I haven't been through an episode this bad since the girls were little. That time things didn't turn out so well, but at least I know what I'm dealing with this time around. I know this place. It's a bad one. It has to be a bad place to make you feel like your children would be better off without you, and to find any way besides death to do that is even worse. It scars the whole family. I won't make that mistake again. But in its place, what WILL I do? 

I feel like I'm screaming for rest and recovery and I can't get it. I know I'm going to snap. There seems no way to stop it. Every little thing in my life seems impossible to do.

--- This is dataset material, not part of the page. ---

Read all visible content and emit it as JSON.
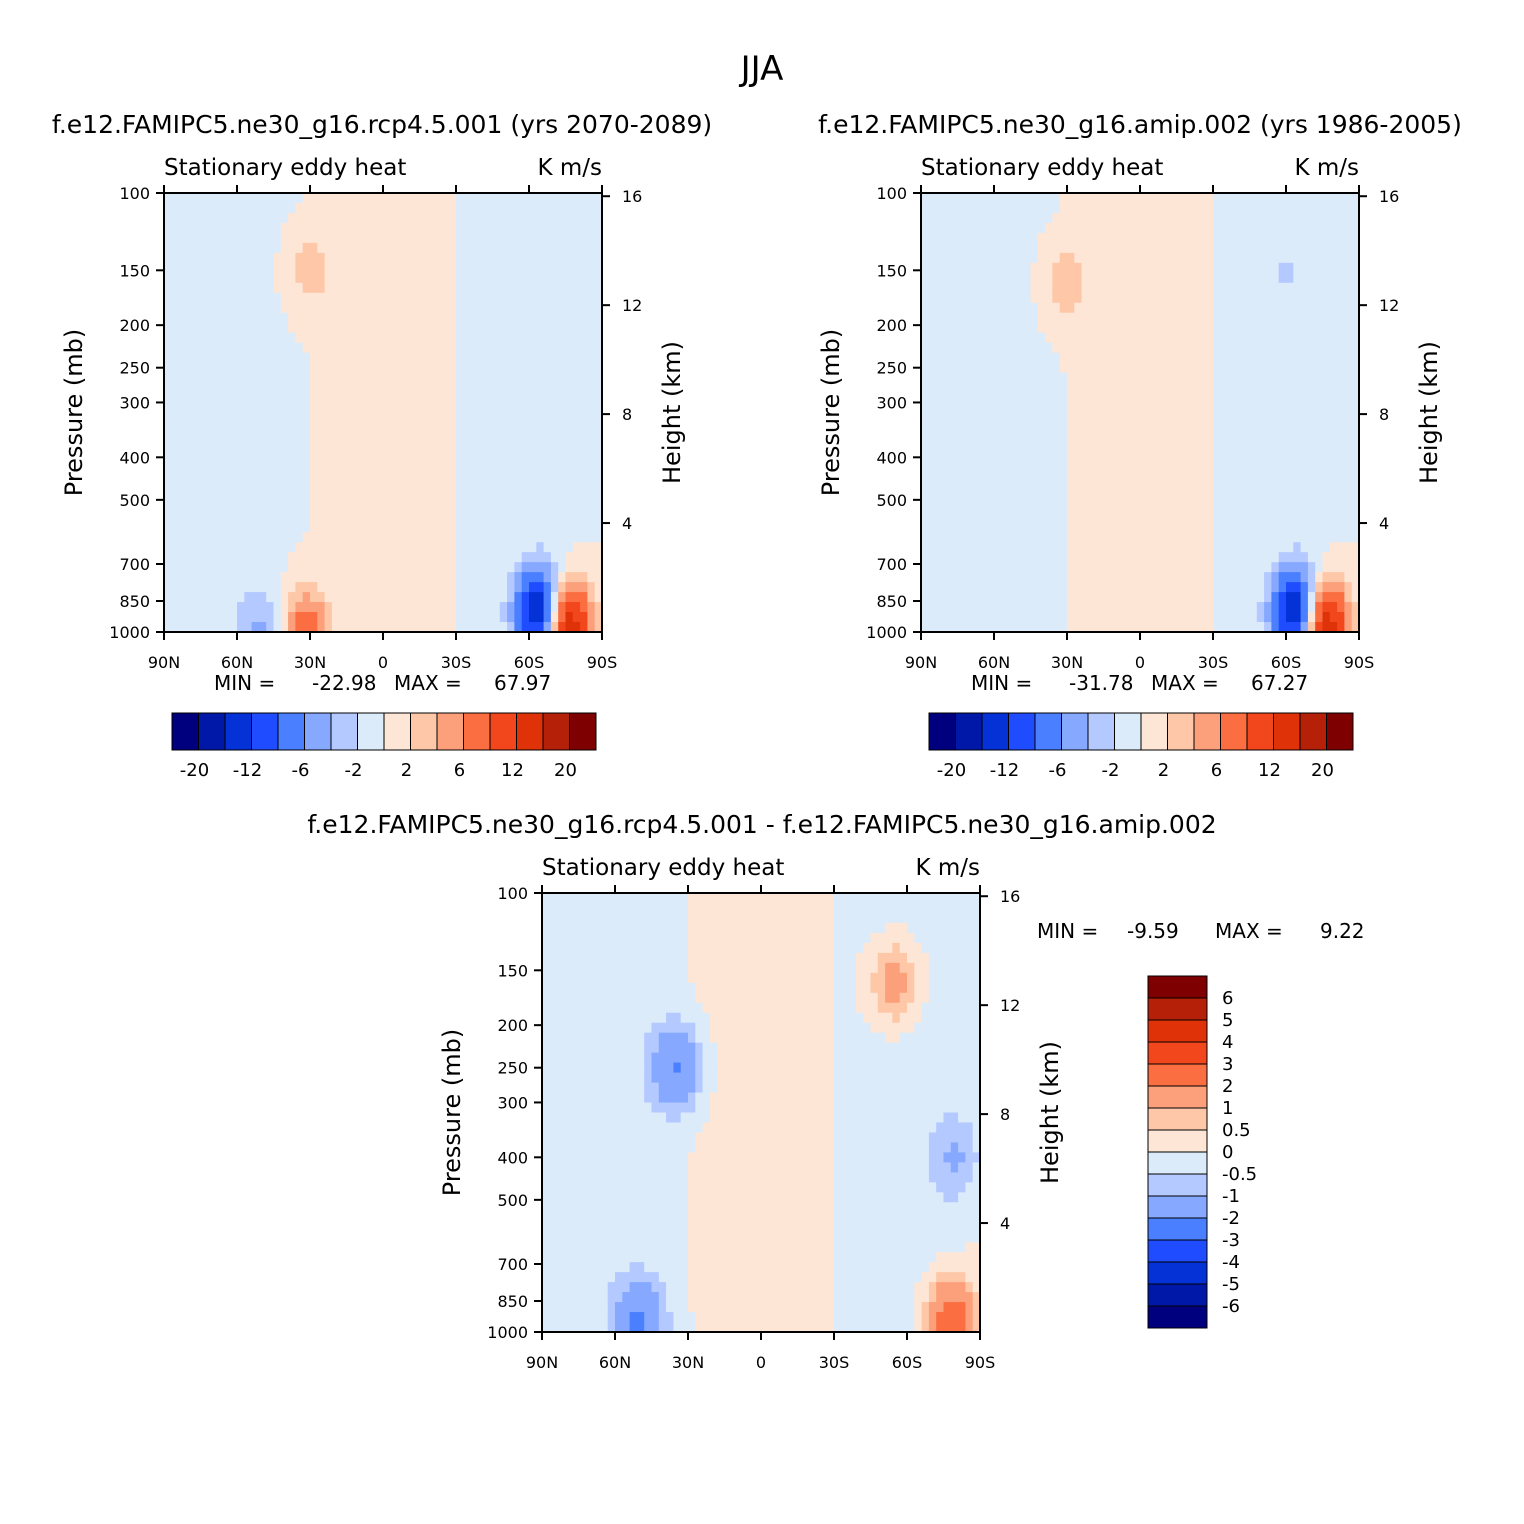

Brushing my hair, too hard. Cooking, too overwhelming. Childcare, too exhausting. Cleaning, too complicated. So I sit around in a lazy blanket of discomfort, twiddling my thumbs, crying here and there, cursing and sighing at other times. I take care of my children, but I'm not fooling them. They know something is off. They know I'd rather be asleep in bed. I'm trying so hard it doesn't even feel like effort anymore. It feels like dying. 

I don't know if the meds I'm on are going to save me in time. I don't know if I should just be patient, or what. I'd stay in the hospital while things get sorted out, but there's no one to look after the kids. No one to take care of my mother. No one to do all these things that I'm doing, but doing horribly. There's no one.